When I hit “share” I started crying. I felt shaky all over, nauseated, and I felt a wave of adrenaline rush over me. What had I just done? I had allowed so many “random” people into the most private and honest parts of my marriage, my home, and my heart. And it made me absolutely terrified for the next hour. What if people rejected it, or pitied me? What if they didn’t understand? What if they thought that I was absolutely insane? But I had to- because even in that moment after I had shared on Instagram, my displaced feelings of guilt and shame resurfaced. These feelings, though rarely justified often coincide with miscarriage or loss. And the fact that those feelings resurfaced is exactly why I wanted do put myself out there. There are so many people who silently suffer with feelings like mine, and that private suffering needs to stop.
I thought back to the people who posted on Facebook about their own miscarriage struggles months before I had my first loss. When I was going through the fresh pain of miscarriage, I remember searching for those posts and reading them over and over again. I desperately needed to know that I was not the only one out there going through this type of grief and confusion. And when I nearly memorized those posts, I googled for more. I was so thirsty for more stories of triumph over loss, for more proof that I would come out the other side of this and be okay. I chose to post for the people who will go on to have a miscarriage, for people who have been through one and silently suffered, and I posted it for for myself. It was by far the most terrifying thing I have ever done.

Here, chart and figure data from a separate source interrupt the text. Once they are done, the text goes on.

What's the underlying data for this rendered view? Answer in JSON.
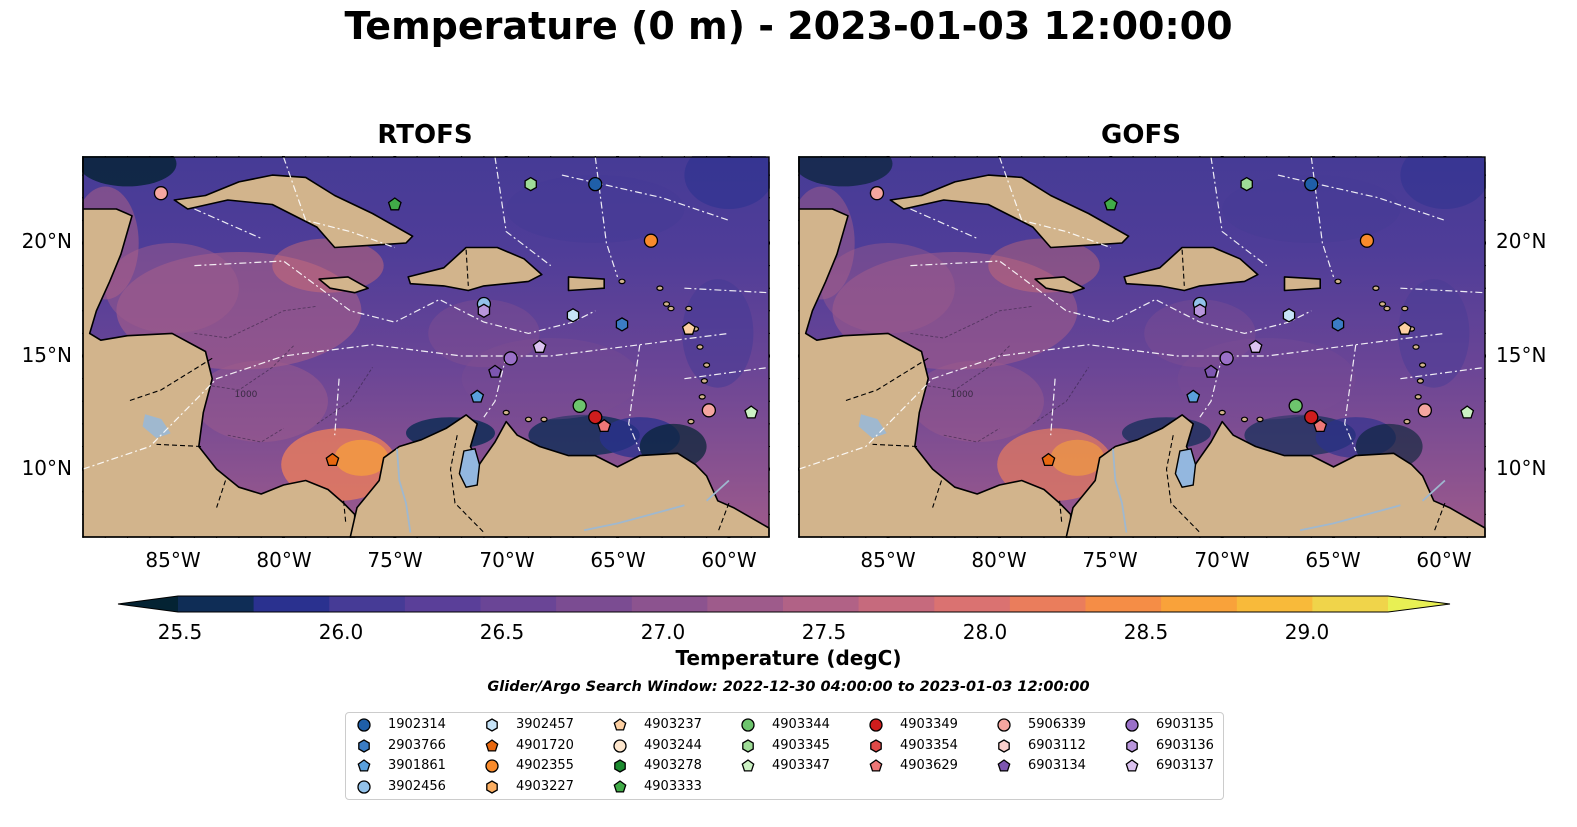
{
  "title": "Temperature (0 m) - 2023-01-03 12:00:00",
  "panels": [
    {
      "title": "RTOFS"
    },
    {
      "title": "GOFS"
    }
  ],
  "map": {
    "lon_range": [
      -89,
      -58.2
    ],
    "lat_range": [
      7,
      23.8
    ],
    "lat_ticks": [
      "20°N",
      "15°N",
      "10°N"
    ],
    "lon_ticks": [
      "85°W",
      "80°W",
      "75°W",
      "70°W",
      "65°W",
      "60°W"
    ],
    "land_color": "#d2b48c",
    "contour_label": "1000"
  },
  "colorbar": {
    "label": "Temperature (degC)",
    "ticks": [
      "25.5",
      "26.0",
      "26.5",
      "27.0",
      "27.5",
      "28.0",
      "28.5",
      "29.0"
    ],
    "range": [
      25.5,
      29.0
    ],
    "extend": "both",
    "colormap": [
      "#042333",
      "#0f2d56",
      "#2a318f",
      "#463b96",
      "#5a3f99",
      "#6a4596",
      "#7b4c92",
      "#8c538f",
      "#9e5b8b",
      "#b16286",
      "#c66a7d",
      "#da7271",
      "#ea7d5c",
      "#f58d46",
      "#f9a23a",
      "#f8ba3a",
      "#f0d44a",
      "#e8f054"
    ]
  },
  "search_window": "Glider/Argo Search Window: 2022-12-30 04:00:00 to 2023-01-03 12:00:00",
  "legend": {
    "columns": [
      [
        {
          "id": "1902314",
          "marker": "circle",
          "color": "#1f5fa8"
        },
        {
          "id": "2903766",
          "marker": "hexagon",
          "color": "#3b7cc4"
        },
        {
          "id": "3901861",
          "marker": "pentagon",
          "color": "#5aa0dc"
        },
        {
          "id": "3902456",
          "marker": "circle",
          "color": "#93c2ea"
        }
      ],
      [
        {
          "id": "3902457",
          "marker": "hexagon",
          "color": "#c6e3f7"
        },
        {
          "id": "4901720",
          "marker": "pentagon",
          "color": "#e8680f"
        },
        {
          "id": "4902355",
          "marker": "circle",
          "color": "#f98b2c"
        },
        {
          "id": "4903227",
          "marker": "hexagon",
          "color": "#fbae62"
        }
      ],
      [
        {
          "id": "4903237",
          "marker": "pentagon",
          "color": "#fdd0a2"
        },
        {
          "id": "4903244",
          "marker": "circle",
          "color": "#fde6cd"
        },
        {
          "id": "4903278",
          "marker": "hexagon",
          "color": "#1b8a2e"
        },
        {
          "id": "4903333",
          "marker": "pentagon",
          "color": "#41ab48"
        }
      ],
      [
        {
          "id": "4903344",
          "marker": "circle",
          "color": "#6dc46d"
        },
        {
          "id": "4903345",
          "marker": "hexagon",
          "color": "#9fdc97"
        },
        {
          "id": "4903347",
          "marker": "pentagon",
          "color": "#ccf2c4"
        }
      ],
      [
        {
          "id": "4903349",
          "marker": "circle",
          "color": "#cf1d1d"
        },
        {
          "id": "4903354",
          "marker": "hexagon",
          "color": "#e04a48"
        },
        {
          "id": "4903629",
          "marker": "pentagon",
          "color": "#ee7777"
        }
      ],
      [
        {
          "id": "5906339",
          "marker": "circle",
          "color": "#f5a6a0"
        },
        {
          "id": "6903112",
          "marker": "hexagon",
          "color": "#fbd0cc"
        },
        {
          "id": "6903134",
          "marker": "pentagon",
          "color": "#7d56b0"
        }
      ],
      [
        {
          "id": "6903135",
          "marker": "circle",
          "color": "#9a70c8"
        },
        {
          "id": "6903136",
          "marker": "hexagon",
          "color": "#b996dc"
        },
        {
          "id": "6903137",
          "marker": "pentagon",
          "color": "#dcc3f0"
        }
      ]
    ]
  },
  "floats_plotted": [
    {
      "id": "5906339",
      "lon": -85.5,
      "lat": 22.2
    },
    {
      "id": "4903333",
      "lon": -75.0,
      "lat": 21.7
    },
    {
      "id": "4903345",
      "lon": -68.9,
      "lat": 22.6
    },
    {
      "id": "1902314",
      "lon": -66.0,
      "lat": 22.6
    },
    {
      "id": "4902355",
      "lon": -63.5,
      "lat": 20.1
    },
    {
      "id": "3902456",
      "lon": -71.0,
      "lat": 17.3
    },
    {
      "id": "6903136",
      "lon": -71.0,
      "lat": 17.0
    },
    {
      "id": "3902457",
      "lon": -67.0,
      "lat": 16.8
    },
    {
      "id": "2903766",
      "lon": -64.8,
      "lat": 16.4
    },
    {
      "id": "4903237",
      "lon": -61.8,
      "lat": 16.2
    },
    {
      "id": "6903137",
      "lon": -68.5,
      "lat": 15.4
    },
    {
      "id": "6903135",
      "lon": -69.8,
      "lat": 14.9
    },
    {
      "id": "6903134",
      "lon": -70.5,
      "lat": 14.3
    },
    {
      "id": "3901861",
      "lon": -71.3,
      "lat": 13.2
    },
    {
      "id": "4903344",
      "lon": -66.7,
      "lat": 12.8
    },
    {
      "id": "4903349",
      "lon": -66.0,
      "lat": 12.3
    },
    {
      "id": "4903629",
      "lon": -65.6,
      "lat": 11.9
    },
    {
      "id": "5906339",
      "lon": -60.9,
      "lat": 12.6
    },
    {
      "id": "4903347",
      "lon": -59.0,
      "lat": 12.5
    },
    {
      "id": "4901720",
      "lon": -77.8,
      "lat": 10.4
    }
  ]
}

So after having a really good cry, which felt like this powerful release of emotion, I went to the fridge and poured myself a glass of Pinot Grigio to call my nerves. And I vowed that I would not look at my phone to check Facebook or Instagram until much later in the day, if not the next day. I didn’t want to feel rejected if no one commented or liked what I posted. I truly wanted to put it out there, and I wanted to stay strong and not be tempted to take it down.
Later that night I allowed myself to look, and the part that I can’t put into words is how forever grateful I will be for each and everyone of you who commented, liked, private messaged or text messaged me to encourage me to continue sharing our journey. I heard from people who have never shared about their own miscarriage and grief, people who I had not spoken to in many years, from distant family members who shared their story with me, and I got the most amazing amount of encouragement and drive to continue to do this. And I can’t thank any of you enough.

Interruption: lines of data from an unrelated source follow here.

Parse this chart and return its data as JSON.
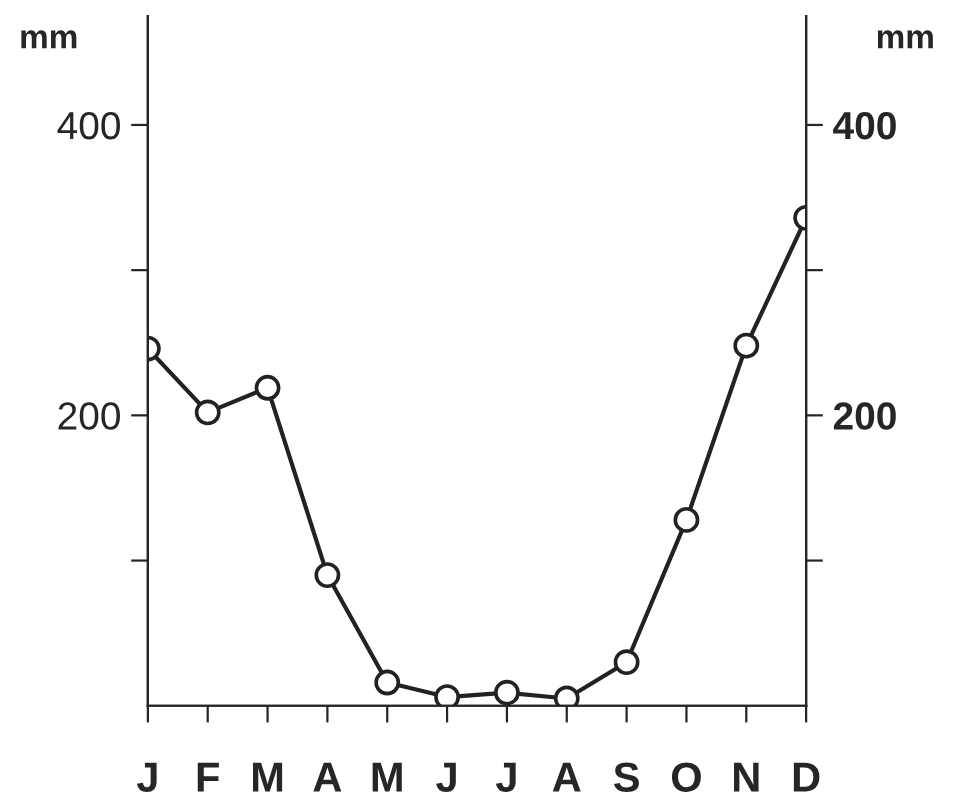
{
  "chart_data": {
    "type": "line",
    "ylabel": "mm",
    "y2label": "mm",
    "categories": [
      "J",
      "F",
      "M",
      "A",
      "M",
      "J",
      "J",
      "A",
      "S",
      "O",
      "N",
      "D"
    ],
    "series": [
      {
        "color": "#222222",
        "values": [
          246,
          202,
          219,
          90,
          16,
          6,
          9,
          5,
          30,
          128,
          248,
          336
        ]
      }
    ],
    "ylim": [
      0,
      475
    ],
    "yticks": [
      {
        "value": 100,
        "label": null
      },
      200,
      {
        "value": 300,
        "label": null
      },
      400
    ],
    "y2lim": [
      0,
      475
    ],
    "y2ticks": [
      {
        "value": 100,
        "label": null
      },
      200,
      {
        "value": 300,
        "label": null
      },
      400
    ],
    "marker": "circle",
    "line_style": "solid",
    "grid": false,
    "legend": false
  }
}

And in the week that has followed, I have never felt more free or felt more OK. It’s almost like now that it’s out there, I can focus on the other aspects of my life. I feel as though I am a part of this amazing group of women- young and old who have been there, or are there now. I have been told already that I may have helped a few people by doing this, and that feels really, really good. Again, thank you from the bottom of my heart. Your encouragement truly means the world to me and I will be forever grateful for it all. I have a renewed sense of HOPE and purpose in my life, and I cannot put a price on that.
One Comment
Jessica Blaxton
I love this! It so perfectly captures the feelings that go along with sharing such intimate pain in a public setting. I’m so so glad it has been healing to you, and I know that your openness will be healing to others!